One of China’s top 10 developers replenished its cash supplies by selling HK$6.3 billion ($813 million) in new shares to Ping An Insurance as the country’s real estate companies grapple with a shortage of both customers and funds in 2015.
The sale of 2.24 billion newly issued shares by Country Garden Holdings means that the Guangzhou-based developer is selling 9.9 percent of its stock (post-sale) at a 10 percent discount to the company’s share price before the deal was announced. The share transaction was made public in an announcement published on the Hong Kong stock exchange, where Country Garden is listed, on April 1st.
Country Garden’s share sale was the third major effort that the developer has made to deleverage its balance sheet in just over seven months, raising a total of more than $2.1 billion.
The homebuilder conducted a $900 million bond issue in February and this was proceeded by a $400 million rights issue late last August. Company CFO Wu Jianbin declared shortly after joining China’s sixth-largest developer by sales last year that he would halve Country Garden’s financing costs in the next two years.
Even Big Developers Burdened by Debts
The sale by Country Garden, which is controlled by billionaire heiress Yang Huiyan, comes as China’s developers struggle to adjust to the new normal of slowing property sales and more expensive financing.
Last month China’s National Bureau of Statistics revealed that the country’s housing prices fell at a record pace in February, showing signs that government moves to slow a nearly year-long housing slide have so far failed to have effect.
The current slump is bad news to developers such as Country Garden who have grown to giant scale through a fifteen year boom when sales were fast and credit was easy.

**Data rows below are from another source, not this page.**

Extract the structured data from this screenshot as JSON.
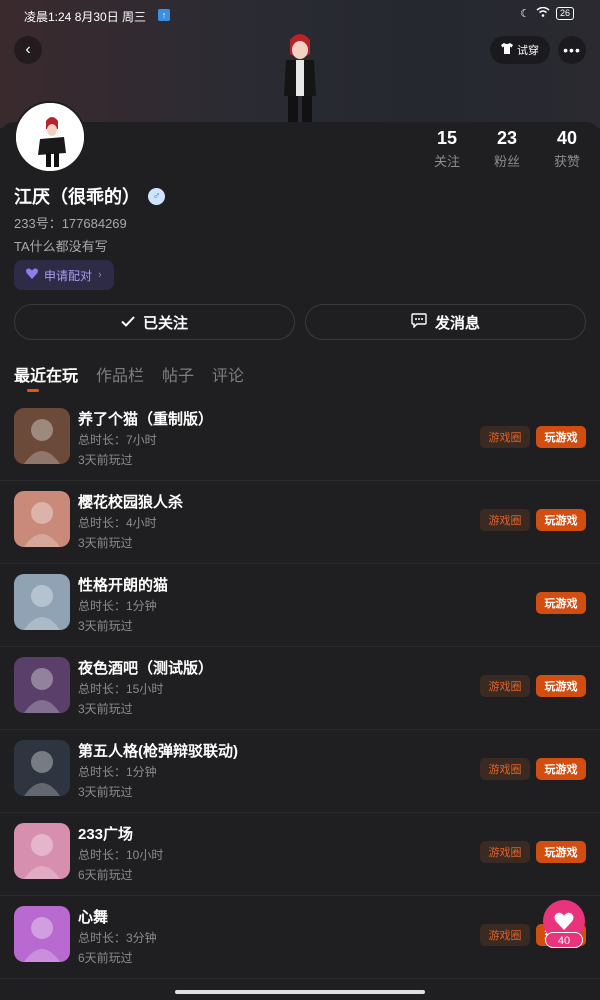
{
  "status_bar": {
    "time": "凌晨1:24  8月30日 周三",
    "battery": "26"
  },
  "header": {
    "tryon_label": "试穿"
  },
  "profile": {
    "name": "江厌（很乖的）",
    "gender_symbol": "♂",
    "uid": "233号：177684269",
    "bio": "TA什么都没有写",
    "pair_label": "申请配对",
    "stats": [
      {
        "num": "15",
        "label": "关注"
      },
      {
        "num": "23",
        "label": "粉丝"
      },
      {
        "num": "40",
        "label": "获赞"
      }
    ]
  },
  "actions": {
    "follow_label": "已关注",
    "message_label": "发消息"
  },
  "tabs": [
    "最近在玩",
    "作品栏",
    "帖子",
    "评论"
  ],
  "games": [
    {
      "title": "养了个猫（重制版）",
      "duration": "总时长：7小时",
      "last": "3天前玩过",
      "has_circle": true,
      "icon_color": "#6b4a3a"
    },
    {
      "title": "樱花校园狼人杀",
      "duration": "总时长：4小时",
      "last": "3天前玩过",
      "has_circle": true,
      "icon_color": "#c98a7a"
    },
    {
      "title": "性格开朗的猫",
      "duration": "总时长：1分钟",
      "last": "3天前玩过",
      "has_circle": false,
      "icon_color": "#8fa3b5"
    },
    {
      "title": "夜色酒吧（测试版）",
      "duration": "总时长：15小时",
      "last": "3天前玩过",
      "has_circle": true,
      "icon_color": "#5a3f6a"
    },
    {
      "title": "第五人格(枪弹辩驳联动)",
      "duration": "总时长：1分钟",
      "last": "3天前玩过",
      "has_circle": true,
      "icon_color": "#2f3540"
    },
    {
      "title": "233广场",
      "duration": "总时长：10小时",
      "last": "6天前玩过",
      "has_circle": true,
      "icon_color": "#d78fb0"
    },
    {
      "title": "心舞",
      "duration": "总时长：3分钟",
      "last": "6天前玩过",
      "has_circle": true,
      "icon_color": "#b86ad0"
    }
  ],
  "game_buttons": {
    "circle_label": "游戏圈",
    "play_label": "玩游戏"
  },
  "like_fab": {
    "count": "40"
  },
  "colors": {
    "accent": "#d24d10",
    "like": "#e9337a",
    "pair": "#a99cf5"
  }
}
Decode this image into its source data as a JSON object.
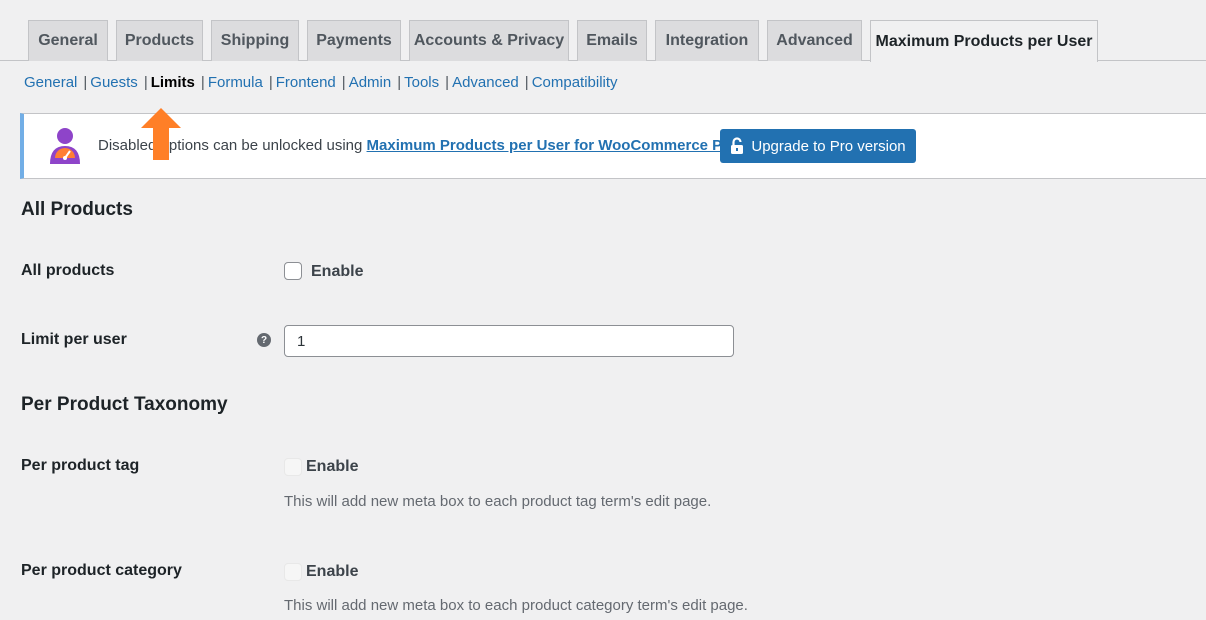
{
  "tabs": [
    {
      "label": "General"
    },
    {
      "label": "Products"
    },
    {
      "label": "Shipping"
    },
    {
      "label": "Payments"
    },
    {
      "label": "Accounts & Privacy"
    },
    {
      "label": "Emails"
    },
    {
      "label": "Integration"
    },
    {
      "label": "Advanced"
    },
    {
      "label": "Maximum Products per User",
      "active": true
    }
  ],
  "subnav": [
    {
      "label": "General"
    },
    {
      "label": "Guests"
    },
    {
      "label": "Limits",
      "current": true
    },
    {
      "label": "Formula"
    },
    {
      "label": "Frontend"
    },
    {
      "label": "Admin"
    },
    {
      "label": "Tools"
    },
    {
      "label": "Advanced"
    },
    {
      "label": "Compatibility"
    }
  ],
  "subnav_separator": "|",
  "notice": {
    "text": "Disabled options can be unlocked using",
    "link": "Maximum Products per User for WooCommerce Pro",
    "button": "Upgrade to Pro version",
    "icon": "plugin-mascot-icon",
    "button_icon": "unlock-icon"
  },
  "sections": {
    "all_products": {
      "title": "All Products",
      "all_products_label": "All products",
      "enable_label": "Enable",
      "enable_checked": false,
      "limit_label": "Limit per user",
      "limit_value": "1",
      "help_glyph": "?"
    },
    "taxonomy": {
      "title": "Per Product Taxonomy",
      "tag_label": "Per product tag",
      "tag_enable": "Enable",
      "tag_desc": "This will add new meta box to each product tag term's edit page.",
      "category_label": "Per product category",
      "category_enable": "Enable",
      "category_desc": "This will add new meta box to each product category term's edit page."
    }
  },
  "colors": {
    "accent": "#2271b1",
    "highlight_arrow": "#ff7f27",
    "background": "#f0f0f1"
  }
}
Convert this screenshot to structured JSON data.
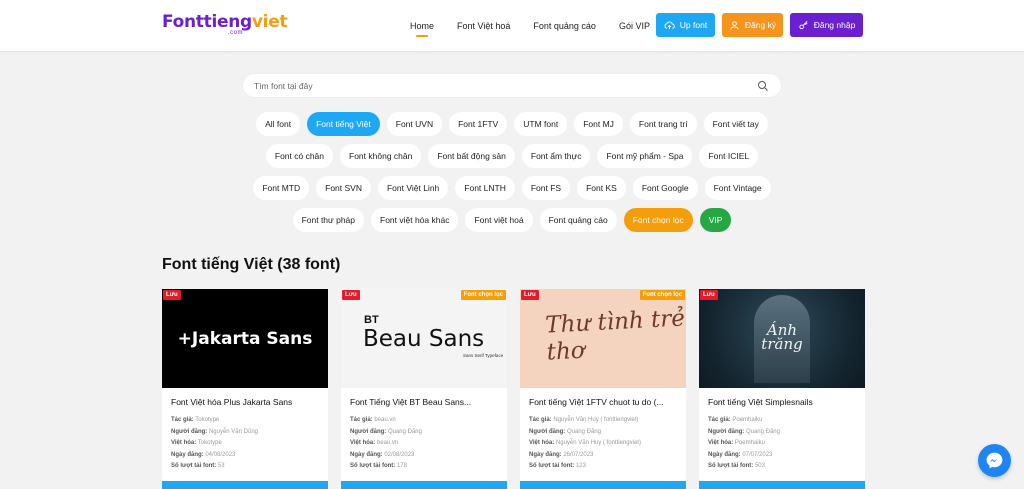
{
  "logo": {
    "main_a": "Fonttieng",
    "main_b": "viet",
    "sub": ".com"
  },
  "nav": {
    "items": [
      "Home",
      "Font Việt hoá",
      "Font quảng cáo",
      "Gói VIP"
    ]
  },
  "buttons": {
    "upload": "Up font",
    "register": "Đăng ký",
    "login": "Đăng nhập"
  },
  "search": {
    "placeholder": "Tìm font tại đây"
  },
  "categories": {
    "rows": [
      [
        "All font",
        "Font tiếng Việt",
        "Font UVN",
        "Font 1FTV",
        "UTM font",
        "Font MJ",
        "Font trang trí",
        "Font viết tay"
      ],
      [
        "Font có chân",
        "Font không chân",
        "Font bất động sản",
        "Font ẩm thực",
        "Font mỹ phẩm - Spa",
        "Font ICIEL"
      ],
      [
        "Font MTD",
        "Font SVN",
        "Font Việt Linh",
        "Font LNTH",
        "Font FS",
        "Font KS",
        "Font Google",
        "Font Vintage"
      ],
      [
        "Font thư pháp",
        "Font việt hóa khác",
        "Font việt hoá",
        "Font quảng cáo",
        "Font chọn lọc",
        "VIP"
      ]
    ],
    "active": "Font tiếng Việt",
    "highlight_orange": "Font chọn lọc",
    "highlight_green": "VIP"
  },
  "section": {
    "title": "Font tiếng Việt (38 font)"
  },
  "labels": {
    "author": "Tác giả:",
    "poster": "Người đăng:",
    "localizer": "Việt hóa:",
    "date": "Ngày đăng:",
    "downloads": "Số lượt tải font:",
    "save_badge": "Lưu",
    "selected_badge": "Font chọn lọc"
  },
  "cards": [
    {
      "thumb_text": "+Jakarta Sans",
      "title": "Font Việt hóa Plus Jakarta Sans",
      "author": "Tokotype",
      "poster": "Nguyễn Văn Dũng",
      "localizer": "Tokotype",
      "date": "04/08/2023",
      "downloads": "53",
      "selected": false
    },
    {
      "thumb_text": "Beau Sans",
      "thumb_prefix": "BT",
      "thumb_small": "Sans Serif Typeface",
      "title": "Font Tiếng Việt BT Beau Sans...",
      "author": "beau.vn",
      "poster": "Quang Đăng",
      "localizer": "beau.vn",
      "date": "02/08/2023",
      "downloads": "178",
      "selected": true
    },
    {
      "thumb_text": "Thư tình trẻ thơ",
      "title": "Font tiếng Việt 1FTV chuot tu do (...",
      "author": "Nguyễn Văn Huy ( fonttiengviet)",
      "poster": "Quang Đăng",
      "localizer": "Nguyễn Văn Huy ( fonttiengviet)",
      "date": "26/07/2023",
      "downloads": "123",
      "selected": true
    },
    {
      "thumb_text": "Ánh trăng",
      "title": "Font tiếng Việt Simplesnails",
      "author": "Poemhaiku",
      "poster": "Quang Đăng",
      "localizer": "Poemhaiku",
      "date": "07/07/2023",
      "downloads": "503",
      "selected": false
    }
  ],
  "colors": {
    "brand_purple": "#6a1fd1",
    "brand_orange": "#f59e0b",
    "accent_blue": "#1ea7f2",
    "green": "#27a744",
    "red": "#e11d2b"
  }
}
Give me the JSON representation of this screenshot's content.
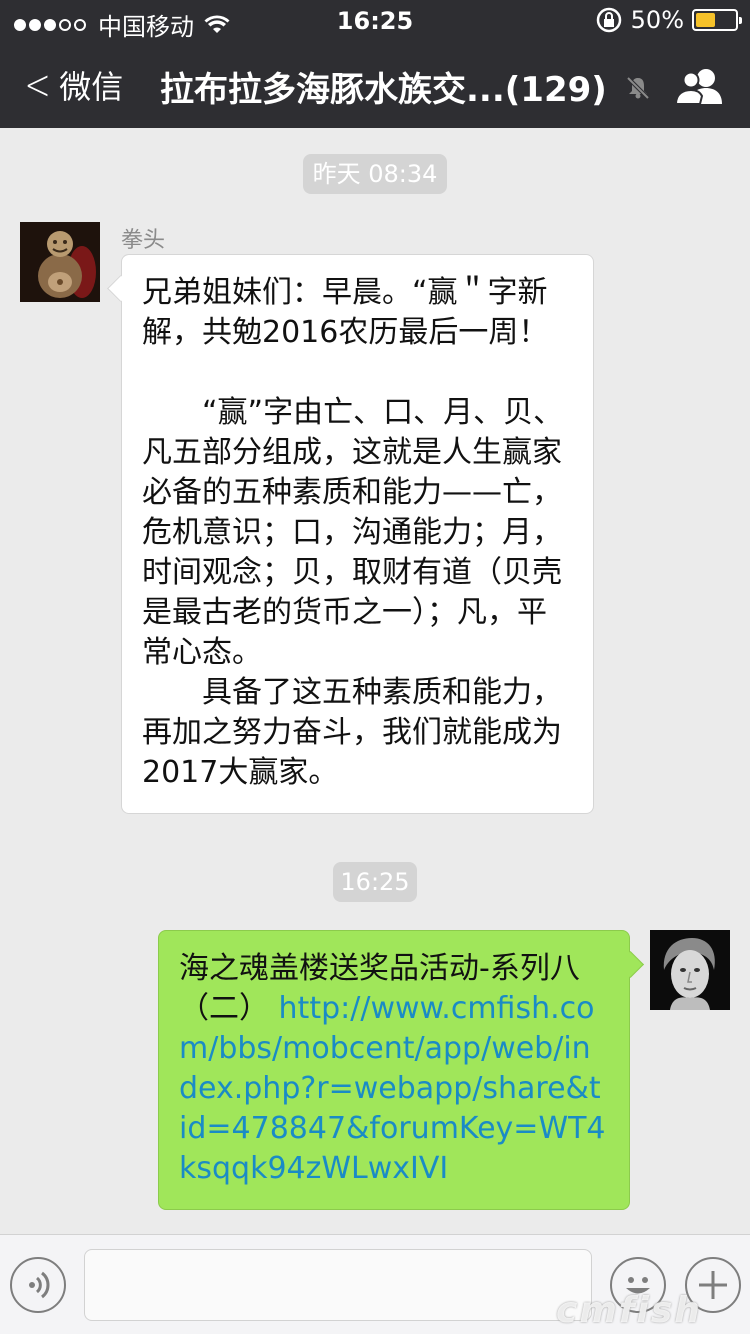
{
  "status_bar": {
    "carrier": "中国移动",
    "time": "16:25",
    "battery_percent": "50%",
    "battery_level": 0.5
  },
  "nav": {
    "back_label": "微信",
    "title": "拉布拉多海豚水族交...(129)"
  },
  "messages": [
    {
      "type": "timestamp",
      "text": "昨天 08:34"
    },
    {
      "type": "incoming",
      "sender": "拳头",
      "text": "兄弟姐妹们：早晨。“赢＂字新解，共勉2016农历最后一周！\n\n　　“赢”字由亡、口、月、贝、凡五部分组成，这就是人生赢家必备的五种素质和能力——亡，危机意识；口，沟通能力；月，时间观念；贝，取财有道（贝壳是最古老的货币之一）；凡，平常心态。\n　　具备了这五种素质和能力，再加之努力奋斗，我们就能成为2017大赢家。"
    },
    {
      "type": "timestamp",
      "text": "16:25"
    },
    {
      "type": "outgoing",
      "text": "海之魂盖楼送奖品活动-系列八（二）",
      "link": "http://www.cmfish.com/bbs/mobcent/app/web/index.php?r=webapp/share&tid=478847&forumKey=WT4ksqqk94zWLwxIVI"
    }
  ],
  "input": {
    "placeholder": ""
  },
  "watermark": "cmfish"
}
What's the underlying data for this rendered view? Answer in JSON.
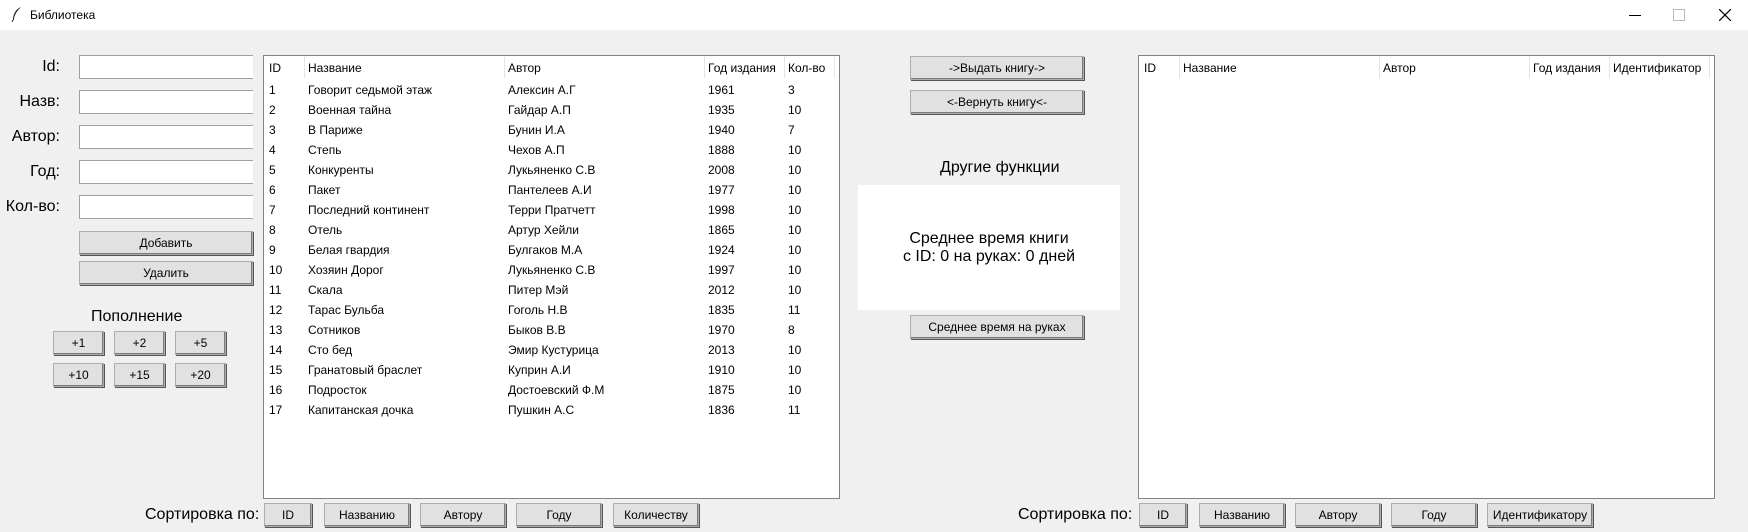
{
  "window": {
    "title": "Библиотека",
    "controls": [
      "—",
      "□",
      "✕"
    ]
  },
  "form": {
    "fields": [
      {
        "label": "Id:",
        "value": ""
      },
      {
        "label": "Назв:",
        "value": ""
      },
      {
        "label": "Автор:",
        "value": ""
      },
      {
        "label": "Год:",
        "value": ""
      },
      {
        "label": "Кол-во:",
        "value": ""
      }
    ],
    "add_label": "Добавить",
    "delete_label": "Удалить"
  },
  "replenish": {
    "title": "Пополнение",
    "buttons": [
      "+1",
      "+2",
      "+5",
      "+10",
      "+15",
      "+20"
    ]
  },
  "left_table": {
    "columns": [
      "ID",
      "Название",
      "Автор",
      "Год издания",
      "Кол-во"
    ],
    "rows": [
      [
        "1",
        "Говорит седьмой этаж",
        "Алексин А.Г",
        "1961",
        "3"
      ],
      [
        "2",
        "Военная тайна",
        "Гайдар А.П",
        "1935",
        "10"
      ],
      [
        "3",
        "В Париже",
        "Бунин И.А",
        "1940",
        "7"
      ],
      [
        "4",
        "Степь",
        "Чехов А.П",
        "1888",
        "10"
      ],
      [
        "5",
        "Конкуренты",
        "Лукьяненко С.В",
        "2008",
        "10"
      ],
      [
        "6",
        "Пакет",
        "Пантелеев А.И",
        "1977",
        "10"
      ],
      [
        "7",
        "Последний континент",
        "Терри Пратчетт",
        "1998",
        "10"
      ],
      [
        "8",
        "Отель",
        "Артур Хейли",
        "1865",
        "10"
      ],
      [
        "9",
        "Белая гвардия",
        "Булгаков М.А",
        "1924",
        "10"
      ],
      [
        "10",
        "Хозяин Дорог",
        "Лукьяненко С.В",
        "1997",
        "10"
      ],
      [
        "11",
        "Скала",
        "Питер Мэй",
        "2012",
        "10"
      ],
      [
        "12",
        "Тарас Бульба",
        "Гоголь Н.В",
        "1835",
        "11"
      ],
      [
        "13",
        "Сотников",
        "Быков В.В",
        "1970",
        "8"
      ],
      [
        "14",
        "Сто бед",
        "Эмир Кустурица",
        "2013",
        "10"
      ],
      [
        "15",
        "Гранатовый браслет",
        "Куприн А.И",
        "1910",
        "10"
      ],
      [
        "16",
        "Подросток",
        "Достоевский Ф.М",
        "1875",
        "10"
      ],
      [
        "17",
        "Капитанская дочка",
        "Пушкин А.С",
        "1836",
        "11"
      ]
    ]
  },
  "middle": {
    "give_label": "->Выдать книгу->",
    "return_label": "<-Вернуть книгу<-",
    "other_title": "Другие функции",
    "info_line1": "Среднее время книги",
    "info_line2": "с ID: 0 на руках: 0 дней",
    "avg_button": "Среднее время на руках"
  },
  "right_table": {
    "columns": [
      "ID",
      "Название",
      "Автор",
      "Год издания",
      "Идентификатор"
    ],
    "rows": []
  },
  "sort_left": {
    "label": "Сортировка по:",
    "buttons": [
      "ID",
      "Названию",
      "Автору",
      "Году",
      "Количеству"
    ]
  },
  "sort_right": {
    "label": "Сортировка по:",
    "buttons": [
      "ID",
      "Названию",
      "Автору",
      "Году",
      "Идентификатору"
    ]
  }
}
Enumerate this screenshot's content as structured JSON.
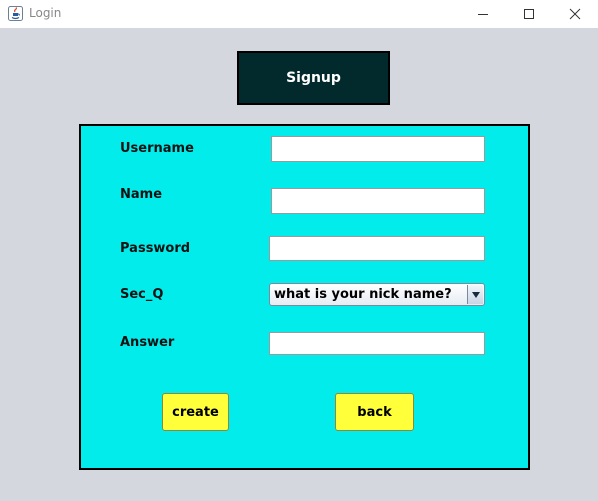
{
  "window": {
    "title": "Login",
    "titlebar_color": "#ffffff",
    "background_color": "#d5d7df"
  },
  "window_controls": [
    "minimize-icon",
    "maximize-icon",
    "close-icon"
  ],
  "header": {
    "title": "Signup",
    "background_color": "#02292b",
    "text_color": "#ffffff"
  },
  "form": {
    "background_color": "#02ecec",
    "username_label": "Username",
    "name_label": "Name",
    "password_label": "Password",
    "sec_q_label": "Sec_Q",
    "answer_label": "Answer",
    "username_value": "",
    "name_value": "",
    "password_value": "",
    "sec_q_selected": "what is your nick name?",
    "answer_value": ""
  },
  "buttons": {
    "create_label": "create",
    "back_label": "back",
    "color": "#ffff3a"
  }
}
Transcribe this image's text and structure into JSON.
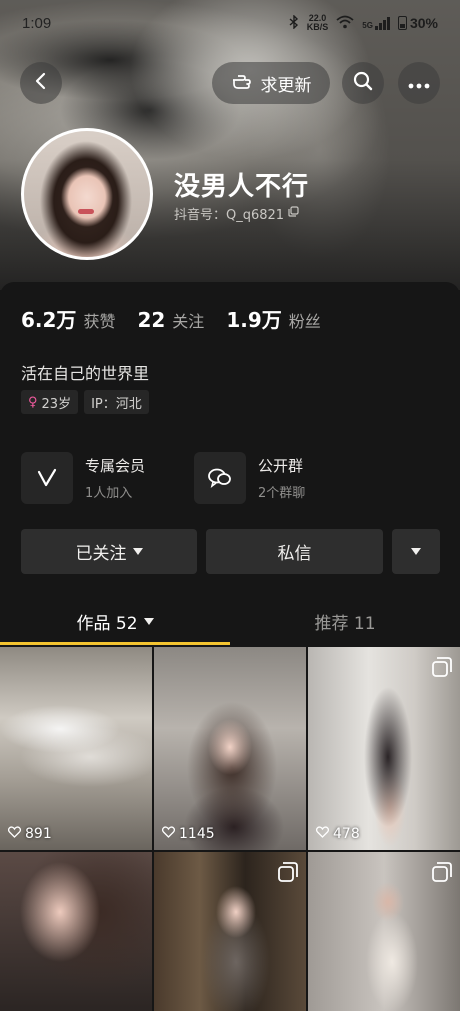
{
  "status_bar": {
    "time": "1:09",
    "net_speed_value": "22.0",
    "net_speed_unit": "KB/S",
    "signal_label": "5G",
    "battery": "30%",
    "icons": [
      "bluetooth-icon",
      "wifi-icon",
      "signal-icon",
      "battery-icon"
    ]
  },
  "top_nav": {
    "update_label": "求更新",
    "icons": [
      "back-icon",
      "hand-point-icon",
      "search-icon",
      "more-icon"
    ]
  },
  "profile": {
    "name": "没男人不行",
    "id_label": "抖音号：Q_q6821",
    "stats": [
      {
        "num": "6.2万",
        "label": "获赞"
      },
      {
        "num": "22",
        "label": "关注"
      },
      {
        "num": "1.9万",
        "label": "粉丝"
      }
    ],
    "bio": "活在自己的世界里",
    "tags": {
      "age": "23岁",
      "ip": "IP：河北"
    }
  },
  "features": [
    {
      "title": "专属会员",
      "sub": "1人加入",
      "icon": "vip-v-icon"
    },
    {
      "title": "公开群",
      "sub": "2个群聊",
      "icon": "group-chat-icon"
    }
  ],
  "actions": {
    "follow_label": "已关注",
    "message_label": "私信"
  },
  "tabs": [
    {
      "label": "作品 52",
      "active": true
    },
    {
      "label": "推荐 11",
      "active": false
    }
  ],
  "videos": [
    {
      "likes": "891",
      "multi": false
    },
    {
      "likes": "1145",
      "multi": false
    },
    {
      "likes": "478",
      "multi": true
    },
    {
      "likes": "",
      "multi": false
    },
    {
      "likes": "",
      "multi": true
    },
    {
      "likes": "",
      "multi": true
    }
  ],
  "colors": {
    "accent_underline": "#f4c431",
    "background": "#161616",
    "female_tag": "#f05a9e"
  }
}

Country Garden competitor Shui On Land just last month was forced to put one of its core assets, the Corporate Avenue One commercial complex in Shanghai, up for sale in an attempt to better its balance sheet. In the case of Shanghai-based Shui On, the asset sale was necessary after other attempts at raising funds fell short and the company’s share price slid by 60 percent since late 2012 due to rising costs and disappointing sales.
Country Garden too has seen its stock price punished, with shares in the company sliding more than 45 percent since late 2013. As news of the share sale to Ping An began to leak out last week the stock climbed more than 10 percent to close on Friday at HK$3.28 per share.
Share Sale Proceeds Headed to Malaysia?
In addition to recharging its finances, Country Garden should also be in need of cash to fund its $121 billion Forest City project in Malaysia.
That 2000 hectare site was said to have restarted construction last month with plans to create four new islands from reclaimed land to be located between Malaysia’s Johor State and Singapore.